Liderlikte Kadın Etkisi

by İbrahim ALTUNOK
0 comments

14. dönem TATD Yönetim Kurulu tarafından kurulan TATD Kadın komisyonu katkılarıyla 7.Avrasya ve 17. Türkiye Acil Tıp Kongresi’nde gerçekleştirilen “Liderlikte Kadın Etkisi” başlıklı panel gerek konukları gerek de katılımcıları sayesinde kongrenin en ses getiren etkinliklerinden biri oldu.

Tıp eğitimi hakkındaki bilgisi, deneyimi ve toplumda cinsiyet eşitliği hakkında çalışmalarıyla ülkemizin önemli kadın akademisyenlerinden Prof. Dr. Yeşim Şenol ve tarihçi, akademisyen, yazar Prof. Dr. İlber Ortaylı’nın renkli kişiliği ve engin bilgi birikimi ile toplumumuzda kadının yeri ve liderlik rolleri üzerine keyifli bir sohbet gerçekleştirdik.

Panele TATD Kadın komisyonunda aktif görev alan Dr. Serpil Yaylacı ve Dr.Sevilay Ünver’in açılış konuşmaları ile başlandı ve dinleyicilerle interaktif katılım ile ilerleyen panel sonunda katılımcılara İlber Ortaylı’nın birer kitabı hediye edildi.
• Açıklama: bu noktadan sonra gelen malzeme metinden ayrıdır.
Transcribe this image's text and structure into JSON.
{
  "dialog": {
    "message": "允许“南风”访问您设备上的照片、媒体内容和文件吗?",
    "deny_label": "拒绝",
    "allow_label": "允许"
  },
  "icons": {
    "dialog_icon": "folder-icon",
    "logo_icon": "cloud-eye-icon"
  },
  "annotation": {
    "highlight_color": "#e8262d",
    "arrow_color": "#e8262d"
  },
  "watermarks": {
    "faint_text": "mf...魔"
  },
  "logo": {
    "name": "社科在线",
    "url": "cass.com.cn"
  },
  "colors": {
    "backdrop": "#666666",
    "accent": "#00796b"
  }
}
Öncelikle orada olamayanlar için değerli konuşmacılarımız hakkında kısa bilgiler vermek isterim.

Prof. Dr. Yeşim Şenol, 1994 yılında Akdeniz Üniversitesi Tıp Fakültesinden mezun olduktan sonra kariyerine Akdeniz Üniversitesi Halk Sağlığı anabilim Dalı’nda devam etmiş. 2009 yılında Akdeniz Üniversitesi Eğitim Fakültesi’nde Eğitim Yönetimi ve Denetimi Yüksek Lisans programını tamamladıktan sonra aynı yıl Eğitimi Anabilim Dalı’nda öğretim görevlisi olarak çalışmaya başlamış. Tıp Eğitimini Geliştirme Derneği’nde 2014- 2016 yılları arasında Yönetim Kurulu Başkan Yardımcısı olarak görev yapmış. Halen Türk Tıp Eğitimi Derneği Yönetim Kurulu üyesi olarak görevine devam etmektedir. Prof. Dr. İlber Ortaylı’yı zaten çoğumuz tanıyoruz. Ankara Üniversitesi Siyasal Bilgiler Fakültesi ve Ankara Üniversitesi Dil, Tarih ve Coğrafya Fakültesi’nin tarih bölümünü bitirdikten sonra Viyana Üniversitesi Slavistik ve Orientalistik Bölümü’nde öğrenim görmüş. Chicago Üniversitesi’nde Prof. Dr. Halil İnalcık ile birlikte yüksek lisans çalışmasını tamamladıktan sonra 1974 yılında doktor ünvanını ve 1979’da doçent ünvanını almış. Dünya’nın pek çok yerindeki üniversitelerde misafir öğretim üyesi olarak çalışmış. Halen Galatasaray Üniversitesi Hukuk Fakültesi ve Bilkent Üniversitesi Hukuk Fakültesinde Türk Hukuk Tarihi derslerini vermektedir

Lider kimdir?

Gücü, ünü ve toplumsal yeri dolayısıyla, belli zaman ve durumlar içinde, ilişkili bulunduğu küme veya toplumun tutum, davranış ve etkinliklerini değiştirip yönetme yeteneğini gösteren kimse”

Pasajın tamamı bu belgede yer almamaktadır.